I froze. I couldn't process anything. He walked up to me, looked taken aback, then in an aggressively, defensive tone goes, "What?!" I shook my head, looked away. "Whatever," He said then walked inside. I stood outside Adam's bedroom door for about 5 minutes. My ex finally decided to come find me.

"We need to talk," I mustered. So, we went out to his truck.

"Are you mad 'cause I told her I loved her? Because Alyssa, I always will."

"No, Brandon. I understand that. It was the fact that you told her that you still wanted a chance with her."

........His idiotic ramblings & excuses ensue.........

And then, I laid into him. I snapped. I was me again...only ravenous: Opinionated, Engraged, Passionate, Vengeful, Feminist, Cocky, Blunt.

It's like the old me had been lying dormant and finally just imploded.

I demanded my shit back, right then and there.
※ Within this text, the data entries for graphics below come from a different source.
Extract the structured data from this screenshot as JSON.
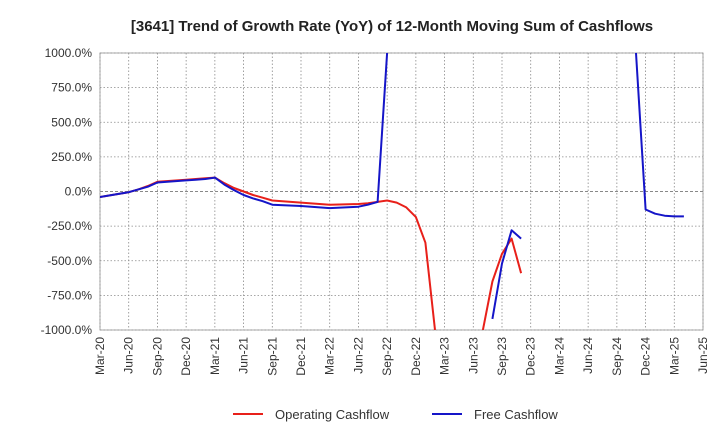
{
  "chart_data": {
    "type": "line",
    "title": "[3641]  Trend of Growth Rate (YoY) of 12-Month Moving Sum of Cashflows",
    "xlabel": "",
    "ylabel": "",
    "x_tick_labels": [
      "Mar-20",
      "Jun-20",
      "Sep-20",
      "Dec-20",
      "Mar-21",
      "Jun-21",
      "Sep-21",
      "Dec-21",
      "Mar-22",
      "Jun-22",
      "Sep-22",
      "Dec-22",
      "Mar-23",
      "Jun-23",
      "Sep-23",
      "Dec-23",
      "Mar-24",
      "Jun-24",
      "Sep-24",
      "Dec-24",
      "Mar-25",
      "Jun-25"
    ],
    "y_tick_labels": [
      "1000.0%",
      "750.0%",
      "500.0%",
      "250.0%",
      "0.0%",
      "-250.0%",
      "-500.0%",
      "-750.0%",
      "-1000.0%"
    ],
    "ylim": [
      -1000,
      1000
    ],
    "y_unit": "%",
    "grid": true,
    "legend_position": "bottom",
    "series": [
      {
        "name": "Operating Cashflow",
        "color": "#e8201a",
        "points": [
          [
            "Mar-20",
            -40
          ],
          [
            "Jun-20",
            -5
          ],
          [
            "Jul-20",
            15
          ],
          [
            "Aug-20",
            40
          ],
          [
            "Sep-20",
            70
          ],
          [
            "Dec-20",
            85
          ],
          [
            "Jan-21",
            90
          ],
          [
            "Feb-21",
            95
          ],
          [
            "Mar-21",
            100
          ],
          [
            "Apr-21",
            60
          ],
          [
            "May-21",
            25
          ],
          [
            "Jun-21",
            0
          ],
          [
            "Jul-21",
            -25
          ],
          [
            "Aug-21",
            -45
          ],
          [
            "Sep-21",
            -65
          ],
          [
            "Dec-21",
            -80
          ],
          [
            "Mar-22",
            -95
          ],
          [
            "Jun-22",
            -90
          ],
          [
            "Jul-22",
            -85
          ],
          [
            "Aug-22",
            -75
          ],
          [
            "Sep-22",
            -65
          ],
          [
            "Oct-22",
            -80
          ],
          [
            "Nov-22",
            -115
          ],
          [
            "Dec-22",
            -185
          ],
          [
            "Jan-23",
            -370
          ],
          [
            "Feb-23",
            -1000
          ],
          null,
          [
            "Jul-23",
            -1000
          ],
          [
            "Aug-23",
            -650
          ],
          [
            "Sep-23",
            -450
          ],
          [
            "Oct-23",
            -340
          ],
          [
            "Nov-23",
            -590
          ]
        ]
      },
      {
        "name": "Free Cashflow",
        "color": "#1515c8",
        "points": [
          [
            "Mar-20",
            -40
          ],
          [
            "Jun-20",
            -5
          ],
          [
            "Jul-20",
            15
          ],
          [
            "Aug-20",
            35
          ],
          [
            "Sep-20",
            65
          ],
          [
            "Dec-20",
            80
          ],
          [
            "Jan-21",
            85
          ],
          [
            "Feb-21",
            90
          ],
          [
            "Mar-21",
            100
          ],
          [
            "Apr-21",
            50
          ],
          [
            "May-21",
            10
          ],
          [
            "Jun-21",
            -25
          ],
          [
            "Jul-21",
            -50
          ],
          [
            "Aug-21",
            -70
          ],
          [
            "Sep-21",
            -95
          ],
          [
            "Dec-21",
            -105
          ],
          [
            "Mar-22",
            -120
          ],
          [
            "Jun-22",
            -110
          ],
          [
            "Jul-22",
            -95
          ],
          [
            "Aug-22",
            -75
          ],
          [
            "Sep-22",
            1000
          ],
          null,
          [
            "Aug-23",
            -920
          ],
          [
            "Sep-23",
            -520
          ],
          [
            "Oct-23",
            -280
          ],
          [
            "Nov-23",
            -340
          ],
          null,
          [
            "Nov-24",
            1000
          ],
          [
            "Dec-24",
            -130
          ],
          [
            "Jan-25",
            -160
          ],
          [
            "Feb-25",
            -175
          ],
          [
            "Mar-25",
            -180
          ],
          [
            "Apr-25",
            -180
          ]
        ]
      }
    ]
  }
}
My blanket, the CD I gave him, a lighter I gave him---> (petty, but hey, I was pissed. I didn't want anything that was assosciated with me with him) I threw a condom wrapper at his face and told him to keep the memory, because I wouldn't. (p.s. i'd like to believe that when you're with the wrong person, they are a terrible lay. at least, to you, because you're not supposed to be with be with them and sex is meant to be respected as it is a spirtual, honest connection. (you call it naiveness, i call it optimism)
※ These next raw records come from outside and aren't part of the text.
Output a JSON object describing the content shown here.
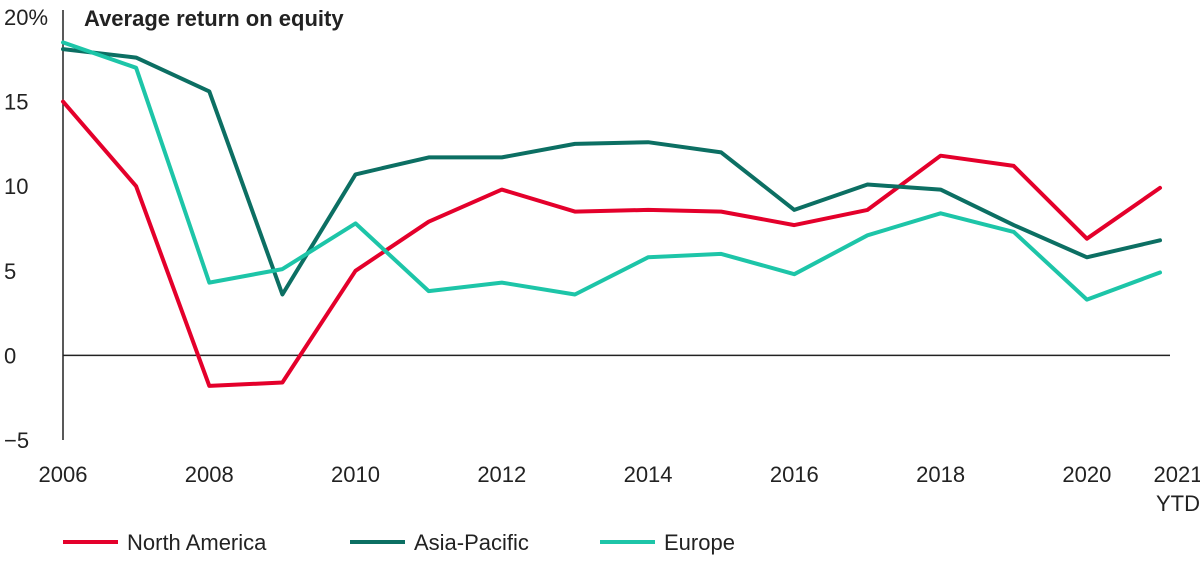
{
  "chart_data": {
    "type": "line",
    "title": "Average return on equity",
    "xlabel": "",
    "ylabel": "",
    "x": [
      "2006",
      "2007",
      "2008",
      "2009",
      "2010",
      "2011",
      "2012",
      "2013",
      "2014",
      "2015",
      "2016",
      "2017",
      "2018",
      "2019",
      "2020",
      "2021 YTD"
    ],
    "x_tick_labels": [
      {
        "index": 0,
        "lines": [
          "2006"
        ]
      },
      {
        "index": 2,
        "lines": [
          "2008"
        ]
      },
      {
        "index": 4,
        "lines": [
          "2010"
        ]
      },
      {
        "index": 6,
        "lines": [
          "2012"
        ]
      },
      {
        "index": 8,
        "lines": [
          "2014"
        ]
      },
      {
        "index": 10,
        "lines": [
          "2016"
        ]
      },
      {
        "index": 12,
        "lines": [
          "2018"
        ]
      },
      {
        "index": 14,
        "lines": [
          "2020"
        ]
      },
      {
        "index": 15,
        "lines": [
          "2021",
          "YTD"
        ]
      }
    ],
    "y_ticks": [
      {
        "value": 20,
        "label": "20%"
      },
      {
        "value": 15,
        "label": "15"
      },
      {
        "value": 10,
        "label": "10"
      },
      {
        "value": 5,
        "label": "5"
      },
      {
        "value": 0,
        "label": "0"
      },
      {
        "value": -5,
        "label": "−5"
      }
    ],
    "ylim": [
      -5,
      20
    ],
    "grid": false,
    "legend_position": "bottom-left",
    "series": [
      {
        "name": "North America",
        "color": "#e4002b",
        "values": [
          15.0,
          10.0,
          -1.8,
          -1.6,
          5.0,
          7.9,
          9.8,
          8.5,
          8.6,
          8.5,
          7.7,
          8.6,
          11.8,
          11.2,
          6.9,
          9.9
        ]
      },
      {
        "name": "Asia-Pacific",
        "color": "#0c6f63",
        "values": [
          18.1,
          17.6,
          15.6,
          3.6,
          10.7,
          11.7,
          11.7,
          12.5,
          12.6,
          12.0,
          8.6,
          10.1,
          9.8,
          7.7,
          5.8,
          6.8
        ]
      },
      {
        "name": "Europe",
        "color": "#1dc5a8",
        "values": [
          18.5,
          17.0,
          4.3,
          5.1,
          7.8,
          3.8,
          4.3,
          3.6,
          5.8,
          6.0,
          4.8,
          7.1,
          8.4,
          7.3,
          3.3,
          4.9
        ]
      }
    ]
  }
}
About 2 months go by without any contact. I was getting better, getting focused. But, still I hurt. It started to fade with time, but slowly.
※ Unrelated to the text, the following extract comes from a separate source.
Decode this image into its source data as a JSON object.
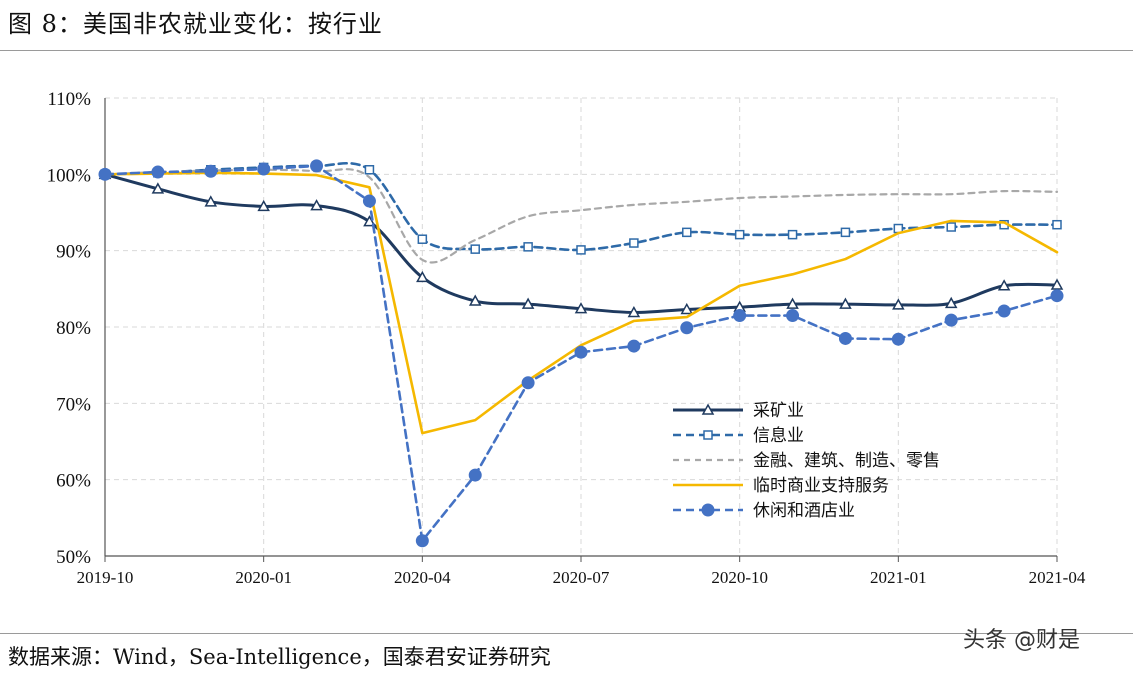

He called me while I was on the highway, driving to a Speech and Debate tournament. I answered and we talked for a half an hour. We were pleasant, conversational. I cried in the hotel room that night. My mom said it was too soon. I said, I know.

We started talking again. My graduation night, he tried to push me into another relationship. I said No. He pouted and voiced his emoness on Facebook. I can't believe I let this guy see me naked :( ugh! And then I consented, because neither he or myself wanted to be alone for the summer and blah blah blah. We were up and down. One minute, I love you and my feelings are getting stronger for you. The next, yeah we're probably going to break up before I leave for college but at least we acknowledge it and are comfortable with it. Then he'd push me away. I'd push him away. We were bored of each other. I broke up with him two weeks before I left for college and up until this past week talked to him on the phone a few times a week.

I'll say this happened Tues(?). We were talking on the phone and I was giving him advice, encouraging him, as usual.. when he tells me that he doesn't care what I have to say and that all the advice that everyone is telling him is just going through one ear and out the other. I told him that he was obviously looking for advice or at least a reaction to what he was bitching about otherwise he wouldn't always talk about it and that it was pointless for us to speak if he's not even listening. I hung up the phone and finally accepted the fact that I don't matter to him and that's okay. I didn't still talk to him because I had feelings for him. I talked to him because I wanted to help him and to have attention.

I haven't talked to him for days and it feels great. Honestly, I really wouldn't care to ever speak to him again. It's seriously gotten to the point where, the thought of communicating with him repulses me. I was just sick of his involvment in my life and my utter lack of self-respect 'n will power that kept me from ending it light years ago. It's like I've been chronically chewing gum for almost a year and finally got the chance to spit it out. Though, it left a bad taste, dating that rat bastard actually made me who I am today. I feel content and fulfilled and realize that I don't need anybody to feel whole or to feel wanted or to feel important. And above all else, I'm good enough.